Book: The Jane Austen Diet: Austen's Secrets to Food, Health, and Incandescent Happiness by Jane Austen and Bryan Kozlowski
Description:
What can Jane Austen teach us about health? Prepare to have your bonnet blown…
From the food secrets of Pride and Prejudice to the fitness strategies of Sense and Sensibility, there’s a modern health code hidden in the world’s most popular romances.

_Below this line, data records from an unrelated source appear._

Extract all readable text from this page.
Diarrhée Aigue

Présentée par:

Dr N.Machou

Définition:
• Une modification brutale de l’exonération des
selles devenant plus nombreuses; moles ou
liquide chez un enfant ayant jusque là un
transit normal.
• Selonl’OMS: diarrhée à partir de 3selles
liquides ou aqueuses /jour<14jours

Join Bryan Kozlowski as he unlocks this “health and happiness” manifesto straight from Jane Austen’s pen, revealing why her prescriptions for achieving total body “bloom” still matter in the 21st century. Whether that’s learning how to eat like Lizzie Bennet, exercise like Emma Woodhouse, or think like Elinor Dashwood, explore how Austen’s timeless body beliefs are more relevant, refreshing, and scientifically sensible now than ever before. After all, it's still a truth universally acknowledged – Jane Austen’s heroines don’t get fat.
Rating: 5 stars
Review:
The Jane Austen Diet was a well-written, interesting, good read. Despite the title this is not a diet book, it's a literary look at a healthy lifestyle. Which means no strict meal plans, counting calories, depriving yourself or hard-core workouts. This is a lifestyle book where the author showcased the unexpected healthy lifestyle tips found within Jane Austen's books, her characters and Austen's own personal letters. Can Austen's characters inspire you to have a healthy life? Well, I feel like this question and many more were answered in this book. The Jane Austen Diet is a seven chapter book, where some of the areas the author focused on were: food, drinks, sleep, exercise, stress, nature and so much more.
The author has a fun and humorous tone that didn't distract from all the information. At the end of most of the chapters is a bonus chapter called Austen Eats which focused on different foods from sugar to vegetables. There are also a few recipes included in the book. I like that the author included quotes from the Austen's books and her letters but also included research to back up the various subjects and topics he was writing about.
I remember when I read Pride & Prejudice, I noticed that Elizabeth "Lizzie" Bennet was shown walking quite a bit. She just had this encouraging energy to head outdoors to enjoy a walk. I love how in the Jane Austen literary world, fitness is not some grueling exercise, but just a form of movement. From walking to dancing to having proper posture with all providing health benefits. I enjoyed reading this book and found it rather fascinating finding all these details that I may not have even noticed about the characters and stories when I had read Jane Austen's books. It's an interesting literary take on health and fitness that feels like an overview of the characters' lifestyle such as how stressed out quite a few of the characters were (Marianne Dashwood, Mrs. Bennet, Jane Fairfax and more) and how that was affecting their health. How before breakfast many of the characters are already up and out, some for a morning walk before enjoying the first meal of the day.
I loved reading this book and finding out about all the lifestyle information. In Jane Austen's fictional worlds, being healthy it seemed like the little things offered big health rewards such as getting a good night of sleep, being out in nature, dealing with stress, eating a plentiful meal or simply enjoying some quiet time. Which are all the things we continue to do in the modern world, it was just interesting to see that the things that Jane Austen wrote into her books and in her personal letters showed that some things didn't change too much in regards to being healthy.